Mais de 2 milhões de crianças menores de cinco anos morrem a cada ano na Índia
3 de fevereiro de 2009
Nova Deli, 09 de agosto de 2008 -. Mais de dois milhões de crianças indígenas menores de cinco anos -, 22 por cento do total mundial, morrem anualmente, de acordo com a UNICEF, a política de criança que afirma da Índia como "chave" para conseguir O quarto objetivo do milênio da ONU.
Baseado em 1990, a ONU pretende reduzir em dois terços a taxa global de mortalidade infantil em crianças menores de cinco anos em 2015, mas para alcançar esse objetivo, de acordo com a UNICEF, mais esforço será necessário em áreas como o sul Ásia.
"Os governos do sul da Ásia não gastar muito em saúde, apenas 1,1 por cento. Essa despesa deve aumentar, porque não podemos agir sem financiamento público ", disse ele numa conferência de imprensa em Nova Délhi o diretor do UNICEF na região, Daniel Toole.

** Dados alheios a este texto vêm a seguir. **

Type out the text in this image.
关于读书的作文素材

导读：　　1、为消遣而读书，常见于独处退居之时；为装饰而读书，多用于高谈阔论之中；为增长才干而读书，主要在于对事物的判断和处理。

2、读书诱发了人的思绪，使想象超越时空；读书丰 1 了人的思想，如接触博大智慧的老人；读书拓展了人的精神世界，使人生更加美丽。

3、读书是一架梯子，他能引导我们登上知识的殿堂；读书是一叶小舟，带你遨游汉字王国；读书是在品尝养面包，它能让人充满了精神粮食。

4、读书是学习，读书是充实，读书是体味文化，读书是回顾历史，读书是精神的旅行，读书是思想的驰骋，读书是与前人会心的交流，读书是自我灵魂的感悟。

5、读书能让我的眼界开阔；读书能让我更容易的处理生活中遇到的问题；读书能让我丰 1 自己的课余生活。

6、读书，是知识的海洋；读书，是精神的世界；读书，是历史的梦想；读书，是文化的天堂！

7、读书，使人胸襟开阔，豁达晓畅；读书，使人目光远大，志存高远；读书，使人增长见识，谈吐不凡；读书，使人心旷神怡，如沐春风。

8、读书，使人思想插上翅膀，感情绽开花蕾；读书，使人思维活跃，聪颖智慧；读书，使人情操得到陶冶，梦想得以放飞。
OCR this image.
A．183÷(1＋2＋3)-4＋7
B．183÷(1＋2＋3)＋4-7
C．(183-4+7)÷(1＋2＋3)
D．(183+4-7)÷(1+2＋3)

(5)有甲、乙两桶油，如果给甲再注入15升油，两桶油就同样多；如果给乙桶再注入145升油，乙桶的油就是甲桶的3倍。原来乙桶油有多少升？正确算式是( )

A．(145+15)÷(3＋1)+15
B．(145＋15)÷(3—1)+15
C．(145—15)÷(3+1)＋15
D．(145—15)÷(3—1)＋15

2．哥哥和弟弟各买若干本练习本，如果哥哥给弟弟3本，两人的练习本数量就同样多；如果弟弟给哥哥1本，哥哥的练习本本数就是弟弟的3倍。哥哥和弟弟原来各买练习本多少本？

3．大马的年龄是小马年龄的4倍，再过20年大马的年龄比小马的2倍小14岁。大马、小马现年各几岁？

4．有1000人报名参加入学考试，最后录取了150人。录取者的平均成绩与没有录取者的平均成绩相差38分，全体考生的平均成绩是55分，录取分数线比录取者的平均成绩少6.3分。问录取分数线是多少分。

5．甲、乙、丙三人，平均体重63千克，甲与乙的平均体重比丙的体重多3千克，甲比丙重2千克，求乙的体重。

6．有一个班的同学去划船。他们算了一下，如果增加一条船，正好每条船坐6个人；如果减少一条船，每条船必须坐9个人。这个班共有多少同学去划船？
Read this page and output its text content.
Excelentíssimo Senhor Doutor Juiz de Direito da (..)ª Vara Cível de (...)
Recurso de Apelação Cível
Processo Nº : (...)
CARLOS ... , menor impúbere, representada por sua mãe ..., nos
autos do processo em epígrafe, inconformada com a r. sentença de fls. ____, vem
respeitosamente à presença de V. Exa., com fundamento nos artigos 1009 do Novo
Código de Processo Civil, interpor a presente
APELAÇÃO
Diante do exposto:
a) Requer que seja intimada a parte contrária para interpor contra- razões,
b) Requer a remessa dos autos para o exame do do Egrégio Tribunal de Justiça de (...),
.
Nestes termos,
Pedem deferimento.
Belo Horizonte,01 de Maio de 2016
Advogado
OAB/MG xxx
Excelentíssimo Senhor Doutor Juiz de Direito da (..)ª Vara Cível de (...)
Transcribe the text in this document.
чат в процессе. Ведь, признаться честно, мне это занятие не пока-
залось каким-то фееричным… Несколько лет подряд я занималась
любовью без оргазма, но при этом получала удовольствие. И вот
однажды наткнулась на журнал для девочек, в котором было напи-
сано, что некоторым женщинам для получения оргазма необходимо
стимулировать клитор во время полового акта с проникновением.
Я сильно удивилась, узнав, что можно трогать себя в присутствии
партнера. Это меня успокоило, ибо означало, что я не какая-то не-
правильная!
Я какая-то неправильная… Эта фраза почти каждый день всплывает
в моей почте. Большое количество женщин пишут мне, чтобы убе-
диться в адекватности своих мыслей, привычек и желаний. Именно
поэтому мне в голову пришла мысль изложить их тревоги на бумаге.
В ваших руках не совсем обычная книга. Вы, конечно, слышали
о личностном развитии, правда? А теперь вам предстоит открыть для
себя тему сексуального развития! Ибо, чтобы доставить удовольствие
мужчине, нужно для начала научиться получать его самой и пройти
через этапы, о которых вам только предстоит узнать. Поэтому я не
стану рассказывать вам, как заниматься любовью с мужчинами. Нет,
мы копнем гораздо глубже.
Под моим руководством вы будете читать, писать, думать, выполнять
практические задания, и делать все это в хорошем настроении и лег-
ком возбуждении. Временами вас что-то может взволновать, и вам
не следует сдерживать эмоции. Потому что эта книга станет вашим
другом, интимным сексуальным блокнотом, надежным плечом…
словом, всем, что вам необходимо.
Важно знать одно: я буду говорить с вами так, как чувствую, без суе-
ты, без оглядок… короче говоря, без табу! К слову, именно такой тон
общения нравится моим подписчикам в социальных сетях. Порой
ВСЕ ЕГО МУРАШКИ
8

A organização apresentou seu relatório anual esta semana sobre o estado da infância na região da Ásia-Pacífico, que se qualifica como progresso "insuficiente" feitos até agora pelos países do sul da África, onde morreu um terço das crianças do mundo.
A região tem graves deficiências estruturais, como existem países em guerra, como Afeganistão, com áreas de pobreza, a corrupção e as enormes disparidades no acesso à alimentação e saúde, como na Índia rural.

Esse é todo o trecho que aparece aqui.